You've got 3 bedrooms, sounds like you've got room to me.


----------



## ree123

FUNNY FUNNY FUNNY.
Just about all of us can relate to this delima. LOL I know I can.


----------



## Tex Gal

How's it all coming?


----------



## TAB

collecting dust. Very little work going on in this area right now.


----------



## Tex Gal

Sure wish you were in my area. I have a bathroom I need redone!


----------



## TAB

Just to give you guys a little tease.

I have made up my mind of a few things...

wood choice will be sapele, its very simlar to mahogany. its about 30% cheaper and I like the grain pattern more. its often used on guitar backs/sides/necks. I've seen it used latly as flooring. It comes from africa. I figure I'm going to need 2 slabs of decent width and depth, so figure on about $700 in wood. 

The basic design will be some one of a mission style, with some shaker influances. I won't be doing the rounded arch that is very common in the mission style. While I could do it, its not really practical with a wood stand. the cost in wood alone would put it above that of steal stand. I really would rather not have a steal stand.

Other then that, I'm still debating between discus or a more community set up. 



PS

I hate all of you, you now made me start thinking about the tank again


----------



## doubleott05

pics pics pics pics pics pics pics pics pics pics pics pics pics pics pics pics pics pics pics pics pics pics pics pics pics pics pics pics pics pics pics pics pics pics


----------



## brackish bro

i had the same problem woith the same size tank only mine was in a one bedroom apartment just tell her you will let her hang things on it when christmas comes!


----------



## RestlessCrow

TAB said:


> The basic design will be some one of a mission style, with some shaker influances. I won't be doing the rounded arch that is very common in the mission style. While I could do it, its not really practical with a wood stand. the cost in wood alone would put it above that of steal stand. I really would rather not have a steal stand.
> 
> Other then that, I'm still debating between discus or a more community set up.
> 
> PS
> 
> I hate all of you, you now made me start thinking about the tank again


Hey Tab..... I've got an extra 55 gal sitting in the basement on a cheap LFS Steel stand. The stand is Butt Ugly, so I came up with an idea that I'm going to do and I'll throw it out to you.

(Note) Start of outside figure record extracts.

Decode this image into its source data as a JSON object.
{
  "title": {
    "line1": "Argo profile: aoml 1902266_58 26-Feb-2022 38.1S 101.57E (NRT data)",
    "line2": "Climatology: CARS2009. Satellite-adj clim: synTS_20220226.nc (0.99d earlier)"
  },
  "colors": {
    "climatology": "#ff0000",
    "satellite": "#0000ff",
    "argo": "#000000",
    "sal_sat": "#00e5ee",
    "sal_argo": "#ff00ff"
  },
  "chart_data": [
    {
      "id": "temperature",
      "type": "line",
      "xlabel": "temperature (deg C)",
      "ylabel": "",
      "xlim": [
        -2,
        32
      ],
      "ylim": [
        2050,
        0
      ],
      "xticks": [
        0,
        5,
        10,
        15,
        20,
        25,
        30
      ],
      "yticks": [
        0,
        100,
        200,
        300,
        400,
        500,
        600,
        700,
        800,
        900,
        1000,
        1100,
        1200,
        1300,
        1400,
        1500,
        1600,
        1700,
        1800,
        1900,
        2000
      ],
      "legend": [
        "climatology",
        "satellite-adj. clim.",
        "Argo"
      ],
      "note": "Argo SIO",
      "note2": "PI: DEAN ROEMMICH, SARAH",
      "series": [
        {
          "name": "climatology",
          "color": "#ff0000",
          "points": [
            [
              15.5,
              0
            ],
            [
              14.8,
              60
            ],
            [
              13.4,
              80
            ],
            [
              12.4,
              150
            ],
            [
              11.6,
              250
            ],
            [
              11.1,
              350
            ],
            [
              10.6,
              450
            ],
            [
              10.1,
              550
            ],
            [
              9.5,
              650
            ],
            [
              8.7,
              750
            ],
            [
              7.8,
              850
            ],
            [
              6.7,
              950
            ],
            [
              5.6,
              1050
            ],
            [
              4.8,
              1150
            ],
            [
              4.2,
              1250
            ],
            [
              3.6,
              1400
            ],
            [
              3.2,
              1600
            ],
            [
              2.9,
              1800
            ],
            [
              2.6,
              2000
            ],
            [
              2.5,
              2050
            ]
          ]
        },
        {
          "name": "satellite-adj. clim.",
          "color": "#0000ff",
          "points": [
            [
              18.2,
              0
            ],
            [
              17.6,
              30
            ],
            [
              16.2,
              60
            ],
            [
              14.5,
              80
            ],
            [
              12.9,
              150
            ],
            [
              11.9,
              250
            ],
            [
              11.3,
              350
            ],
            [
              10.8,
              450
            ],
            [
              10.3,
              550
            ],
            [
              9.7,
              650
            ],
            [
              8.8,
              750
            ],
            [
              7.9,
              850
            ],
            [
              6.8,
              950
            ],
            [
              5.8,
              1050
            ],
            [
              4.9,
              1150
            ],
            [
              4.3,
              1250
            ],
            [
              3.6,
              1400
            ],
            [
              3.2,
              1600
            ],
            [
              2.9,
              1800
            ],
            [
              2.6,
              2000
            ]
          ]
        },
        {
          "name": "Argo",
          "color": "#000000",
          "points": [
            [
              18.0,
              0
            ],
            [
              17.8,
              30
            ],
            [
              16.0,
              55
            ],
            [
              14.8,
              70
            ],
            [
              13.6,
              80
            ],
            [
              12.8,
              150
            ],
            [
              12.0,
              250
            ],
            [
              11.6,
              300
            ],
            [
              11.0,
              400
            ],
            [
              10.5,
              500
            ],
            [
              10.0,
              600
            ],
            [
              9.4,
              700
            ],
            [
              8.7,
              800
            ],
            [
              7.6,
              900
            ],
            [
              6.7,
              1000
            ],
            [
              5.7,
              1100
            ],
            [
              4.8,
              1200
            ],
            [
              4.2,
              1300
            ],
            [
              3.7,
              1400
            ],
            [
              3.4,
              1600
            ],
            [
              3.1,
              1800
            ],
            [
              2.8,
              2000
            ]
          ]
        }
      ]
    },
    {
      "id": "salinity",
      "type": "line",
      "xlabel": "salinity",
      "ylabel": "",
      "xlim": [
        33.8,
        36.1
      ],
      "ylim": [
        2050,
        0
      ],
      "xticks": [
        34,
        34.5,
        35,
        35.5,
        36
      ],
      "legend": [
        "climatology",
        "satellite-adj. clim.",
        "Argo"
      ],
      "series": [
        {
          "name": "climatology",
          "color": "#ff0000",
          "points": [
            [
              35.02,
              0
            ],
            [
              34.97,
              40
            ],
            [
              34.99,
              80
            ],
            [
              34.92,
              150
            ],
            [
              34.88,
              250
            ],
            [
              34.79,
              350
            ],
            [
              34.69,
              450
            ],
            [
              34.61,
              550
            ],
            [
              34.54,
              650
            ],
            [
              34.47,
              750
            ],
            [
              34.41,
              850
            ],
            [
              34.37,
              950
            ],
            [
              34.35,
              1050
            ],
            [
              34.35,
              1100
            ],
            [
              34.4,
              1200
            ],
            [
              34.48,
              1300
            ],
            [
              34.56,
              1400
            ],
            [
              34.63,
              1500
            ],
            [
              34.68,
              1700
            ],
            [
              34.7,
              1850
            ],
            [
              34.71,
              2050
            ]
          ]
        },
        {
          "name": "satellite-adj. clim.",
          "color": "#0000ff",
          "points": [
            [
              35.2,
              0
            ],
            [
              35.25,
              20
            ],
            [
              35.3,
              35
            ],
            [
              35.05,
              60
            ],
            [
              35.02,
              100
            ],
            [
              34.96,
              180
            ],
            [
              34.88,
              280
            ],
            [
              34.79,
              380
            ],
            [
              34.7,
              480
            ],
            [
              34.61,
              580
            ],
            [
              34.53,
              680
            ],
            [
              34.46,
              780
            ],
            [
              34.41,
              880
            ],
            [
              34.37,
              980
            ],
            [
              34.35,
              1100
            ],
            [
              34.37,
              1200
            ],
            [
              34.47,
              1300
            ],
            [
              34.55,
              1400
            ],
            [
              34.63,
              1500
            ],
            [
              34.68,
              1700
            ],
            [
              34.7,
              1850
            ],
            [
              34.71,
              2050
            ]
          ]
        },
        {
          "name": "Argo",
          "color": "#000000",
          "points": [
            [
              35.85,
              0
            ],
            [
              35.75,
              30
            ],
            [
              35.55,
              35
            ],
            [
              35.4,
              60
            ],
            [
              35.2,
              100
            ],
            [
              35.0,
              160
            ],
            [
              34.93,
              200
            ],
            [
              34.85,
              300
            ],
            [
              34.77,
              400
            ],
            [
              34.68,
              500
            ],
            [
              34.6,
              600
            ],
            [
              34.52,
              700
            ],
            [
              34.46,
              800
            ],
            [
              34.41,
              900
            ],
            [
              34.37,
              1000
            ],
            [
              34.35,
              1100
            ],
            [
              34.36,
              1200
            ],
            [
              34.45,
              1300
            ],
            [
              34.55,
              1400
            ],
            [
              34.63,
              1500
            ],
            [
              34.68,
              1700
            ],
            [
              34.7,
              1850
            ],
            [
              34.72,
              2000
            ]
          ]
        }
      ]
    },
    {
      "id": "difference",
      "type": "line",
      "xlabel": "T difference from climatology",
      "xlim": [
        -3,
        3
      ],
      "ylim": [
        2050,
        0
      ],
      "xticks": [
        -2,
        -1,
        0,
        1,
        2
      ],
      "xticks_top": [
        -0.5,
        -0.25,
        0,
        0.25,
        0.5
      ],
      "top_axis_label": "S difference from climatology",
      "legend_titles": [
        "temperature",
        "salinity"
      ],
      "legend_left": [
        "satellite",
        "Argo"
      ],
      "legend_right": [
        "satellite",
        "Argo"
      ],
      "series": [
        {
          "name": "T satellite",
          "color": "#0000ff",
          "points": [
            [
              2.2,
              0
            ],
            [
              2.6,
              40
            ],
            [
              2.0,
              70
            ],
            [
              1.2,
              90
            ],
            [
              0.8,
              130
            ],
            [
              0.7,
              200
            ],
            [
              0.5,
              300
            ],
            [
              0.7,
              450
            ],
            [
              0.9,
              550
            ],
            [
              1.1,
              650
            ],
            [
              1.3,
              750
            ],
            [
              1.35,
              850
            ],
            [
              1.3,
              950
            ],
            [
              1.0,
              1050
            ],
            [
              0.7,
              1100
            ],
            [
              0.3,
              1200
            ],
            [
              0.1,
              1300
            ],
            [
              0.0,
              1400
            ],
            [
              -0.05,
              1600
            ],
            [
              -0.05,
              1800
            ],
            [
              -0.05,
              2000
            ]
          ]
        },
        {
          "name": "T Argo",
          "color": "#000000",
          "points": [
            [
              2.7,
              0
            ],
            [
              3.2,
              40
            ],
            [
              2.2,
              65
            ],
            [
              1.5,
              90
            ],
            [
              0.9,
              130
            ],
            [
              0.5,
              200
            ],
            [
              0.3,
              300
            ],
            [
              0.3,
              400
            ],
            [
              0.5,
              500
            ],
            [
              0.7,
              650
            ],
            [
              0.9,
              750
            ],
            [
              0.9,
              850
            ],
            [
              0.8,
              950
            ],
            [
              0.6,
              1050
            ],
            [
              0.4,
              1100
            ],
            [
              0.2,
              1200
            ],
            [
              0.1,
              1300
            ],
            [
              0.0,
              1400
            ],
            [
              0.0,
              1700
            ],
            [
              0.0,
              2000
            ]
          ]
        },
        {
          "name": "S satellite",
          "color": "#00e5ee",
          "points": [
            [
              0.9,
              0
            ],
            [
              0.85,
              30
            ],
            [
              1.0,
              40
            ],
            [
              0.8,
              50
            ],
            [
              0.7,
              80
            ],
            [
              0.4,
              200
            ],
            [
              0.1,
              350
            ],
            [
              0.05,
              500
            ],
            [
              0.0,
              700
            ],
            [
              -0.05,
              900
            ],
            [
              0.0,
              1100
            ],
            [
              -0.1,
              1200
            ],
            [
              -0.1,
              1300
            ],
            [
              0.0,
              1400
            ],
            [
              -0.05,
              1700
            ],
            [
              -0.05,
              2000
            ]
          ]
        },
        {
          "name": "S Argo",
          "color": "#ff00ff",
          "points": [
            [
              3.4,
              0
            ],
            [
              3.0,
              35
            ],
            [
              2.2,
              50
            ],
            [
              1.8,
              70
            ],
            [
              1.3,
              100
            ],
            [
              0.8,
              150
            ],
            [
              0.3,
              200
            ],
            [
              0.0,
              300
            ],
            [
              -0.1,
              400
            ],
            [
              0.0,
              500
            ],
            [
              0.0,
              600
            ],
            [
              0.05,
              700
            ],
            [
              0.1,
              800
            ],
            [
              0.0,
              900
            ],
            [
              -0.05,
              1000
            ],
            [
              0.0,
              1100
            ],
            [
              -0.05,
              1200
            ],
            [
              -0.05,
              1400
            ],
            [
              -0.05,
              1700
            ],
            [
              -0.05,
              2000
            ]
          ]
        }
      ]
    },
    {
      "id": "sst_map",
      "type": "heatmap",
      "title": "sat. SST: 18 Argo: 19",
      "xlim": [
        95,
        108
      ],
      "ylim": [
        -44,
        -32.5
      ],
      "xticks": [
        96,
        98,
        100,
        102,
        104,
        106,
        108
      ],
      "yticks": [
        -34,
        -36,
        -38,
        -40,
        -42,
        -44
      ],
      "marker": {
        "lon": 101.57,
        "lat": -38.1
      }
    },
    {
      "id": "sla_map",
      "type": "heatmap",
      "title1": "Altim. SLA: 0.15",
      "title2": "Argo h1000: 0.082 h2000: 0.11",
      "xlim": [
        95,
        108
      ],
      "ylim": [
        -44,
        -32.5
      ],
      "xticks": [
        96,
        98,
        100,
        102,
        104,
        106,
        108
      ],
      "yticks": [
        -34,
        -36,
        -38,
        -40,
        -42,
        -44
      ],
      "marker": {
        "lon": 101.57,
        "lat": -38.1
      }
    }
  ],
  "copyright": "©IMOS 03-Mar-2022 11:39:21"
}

You mentioned that the Sapele you commonly see as flooring. That might be cheaper to purchase than a big slab or two.... MY Idea is to take my steel stand, and frame it out in wood and then cover it with wood. IE: Tongue and groove or if I choose to get fancy... I could use a canoe bit and make it cove and bead allowing me to do curves or a fancy design.....

You would have the unyielding strength of the steel (Which is kind of important....) but you could have the aesthetics of Sapele perfectly executed in mission style... (My favorite by the way)

My only concern would be the wood over steel being larger than the base of the tank... but if you have a good planer, it shouldn't be too much of an issue. Just a thought for you.


----------



## tiffc

Haha, what a great thread LOL! I don't think I have to worry about getting flap about buying more tanks in the future...my fiance always wants another guitar...he has like 7 of them! But, it is his career...  Last I checked, being a graphic designer doesn't imply one having aquariums. Shucks! :frusty:


----------